Online supplemental material
Fig. S1 shows HIS-TAN1-GFP and HIS-TAN1-GFP-Atto488 microtubule binding and affinity using a quantitative microtubule cosedimentation assay. Fig. S2 shows colocalization of TAN1 and cortical microtubules in N. benthamiana (tobacco). Fig. S3 shows HIS-TAN1-GFP and tubulin pull-down and confirmation of tubulin dimerization by size exclusion chromatography. Video 1 shows HIS-TAN1–mediated microtubule cross-linking events observed during in vitro dynamic microtubule reconstitution assays imaged using TIRF microscopy. Video 2 displays examples of spindle organization of WT (left) and two tan1 mutant cells as they progress through mitosis. Video 3 shows potential microtubule interactions between the phragmoplast leading edge and TAN1-YFP protein localized at the cortical division site in maize epidermal leaf cells. Table S1 displays Model fitting for TAN1–microtubule binding data.

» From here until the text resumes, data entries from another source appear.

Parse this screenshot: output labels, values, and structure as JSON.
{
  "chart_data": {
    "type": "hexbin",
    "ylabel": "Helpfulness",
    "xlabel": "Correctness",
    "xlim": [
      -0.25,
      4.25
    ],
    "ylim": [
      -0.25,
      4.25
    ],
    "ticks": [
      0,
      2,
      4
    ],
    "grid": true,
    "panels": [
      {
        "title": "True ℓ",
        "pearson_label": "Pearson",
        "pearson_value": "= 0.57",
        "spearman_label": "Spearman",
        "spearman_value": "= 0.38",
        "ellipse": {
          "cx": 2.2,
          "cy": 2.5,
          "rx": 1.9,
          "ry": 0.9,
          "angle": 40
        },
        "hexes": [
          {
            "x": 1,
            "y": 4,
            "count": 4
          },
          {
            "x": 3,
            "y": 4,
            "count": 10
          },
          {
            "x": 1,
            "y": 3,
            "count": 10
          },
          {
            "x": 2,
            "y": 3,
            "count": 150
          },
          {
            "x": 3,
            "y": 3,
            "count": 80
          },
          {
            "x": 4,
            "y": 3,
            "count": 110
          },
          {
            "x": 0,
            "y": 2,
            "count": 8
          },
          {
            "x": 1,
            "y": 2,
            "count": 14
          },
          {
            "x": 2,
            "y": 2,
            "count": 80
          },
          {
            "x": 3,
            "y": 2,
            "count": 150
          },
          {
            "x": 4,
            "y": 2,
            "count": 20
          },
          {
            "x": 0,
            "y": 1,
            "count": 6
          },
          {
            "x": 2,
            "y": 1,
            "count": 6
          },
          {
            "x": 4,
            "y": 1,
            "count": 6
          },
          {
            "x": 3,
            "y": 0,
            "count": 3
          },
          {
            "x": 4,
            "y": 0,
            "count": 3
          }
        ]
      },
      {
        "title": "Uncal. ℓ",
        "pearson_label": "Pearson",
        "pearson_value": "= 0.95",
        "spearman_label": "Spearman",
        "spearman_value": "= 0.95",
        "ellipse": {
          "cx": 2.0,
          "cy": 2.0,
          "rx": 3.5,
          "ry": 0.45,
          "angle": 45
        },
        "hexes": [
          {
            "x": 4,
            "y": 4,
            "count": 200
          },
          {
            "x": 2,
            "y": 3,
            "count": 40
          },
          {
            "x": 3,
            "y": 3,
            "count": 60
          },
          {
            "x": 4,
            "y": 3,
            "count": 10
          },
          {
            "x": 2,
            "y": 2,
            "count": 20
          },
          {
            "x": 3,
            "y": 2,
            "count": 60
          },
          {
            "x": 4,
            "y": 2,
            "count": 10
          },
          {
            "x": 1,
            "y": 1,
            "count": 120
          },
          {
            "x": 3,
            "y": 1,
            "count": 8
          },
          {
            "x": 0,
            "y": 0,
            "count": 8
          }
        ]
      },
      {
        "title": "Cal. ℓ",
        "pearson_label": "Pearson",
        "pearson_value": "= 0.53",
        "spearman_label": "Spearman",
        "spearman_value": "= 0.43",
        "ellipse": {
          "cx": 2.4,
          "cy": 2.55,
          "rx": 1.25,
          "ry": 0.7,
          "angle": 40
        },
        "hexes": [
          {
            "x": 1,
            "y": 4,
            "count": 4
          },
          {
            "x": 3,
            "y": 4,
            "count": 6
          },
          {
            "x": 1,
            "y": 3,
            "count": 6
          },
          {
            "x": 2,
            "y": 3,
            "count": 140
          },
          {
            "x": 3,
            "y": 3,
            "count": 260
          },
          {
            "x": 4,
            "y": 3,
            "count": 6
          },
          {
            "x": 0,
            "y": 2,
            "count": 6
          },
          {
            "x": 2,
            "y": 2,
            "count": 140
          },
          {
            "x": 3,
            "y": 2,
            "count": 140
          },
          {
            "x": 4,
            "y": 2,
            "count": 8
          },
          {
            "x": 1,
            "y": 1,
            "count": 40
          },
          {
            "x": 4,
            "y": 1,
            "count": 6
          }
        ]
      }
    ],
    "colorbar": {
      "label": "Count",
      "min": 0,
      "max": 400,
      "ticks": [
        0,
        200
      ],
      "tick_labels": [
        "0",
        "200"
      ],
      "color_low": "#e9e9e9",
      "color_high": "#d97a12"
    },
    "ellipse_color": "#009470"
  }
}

Thanks to Ms. Jocelyne Aranda, Mr. Christopher Hoyt, and Ms. Sukhmani Sidhu for collecting some images used for the modeling work presented. Thanks to Dr. Hong Liang for help with transient tobacco assays. We thank Dr. David Carter (University of California, Riverside, Riverside, CA) for Zeiss LSM 880 training. We thank Prof. Laurie Smith (University of California, San Diego, La Jolla, CA) for the TAN1-GFP plasmid and Prof. Chris Ambrose (University of Saskatchewan, Saskatoon, Canada) for the RFP-TUBULIN plasmid. We also thank the University of California, Riverside Agricultural Operations for greenhouse and field space and David Wetovick (University of California, Riverside Agricultural Operations, Riverside, CA) for helpful field management.
This work was funded by the National Science Foundation (grant MCB1716972 to C.G. Rasmussen and grant MCB1453726 to R. Dixit) and the U.S. Department of Agriculture National Institute of Food and Agriculture (C.G. Rasmussen). Funding from a Ford Foundation dissertation fellowship to P. Martinez is gratefully acknowledged.
The authors declare no competing financial interests.
Author contributions: C.G. Rasmussen, R. Dixit, A. Zhang, S.E. O’Leary, and K.A. Brakke provided equipment, reagents, and experimental guidance. P. Martinez and R.S. Balkunde performed in vitro experiments, with R.S. Balkunde offering assistance on microtubule cosedimentation. P. Martinez captured images used for modeling and performed live-cell time lapse. P. Martinez and A. Zhang performed size exclusion chromatography. C.G. Rasmussen, S.E. O’Leary, and R. Dixit supervised experiments. P. Martinez and C.G. Rasmussen analyzed data and made figures, P. Martinez and C.G. Rasmussen wrote the manuscript, with comments and edits from coauthors. C.G. Rasmussen, P. Martinez, and R. Dixit acquired funding.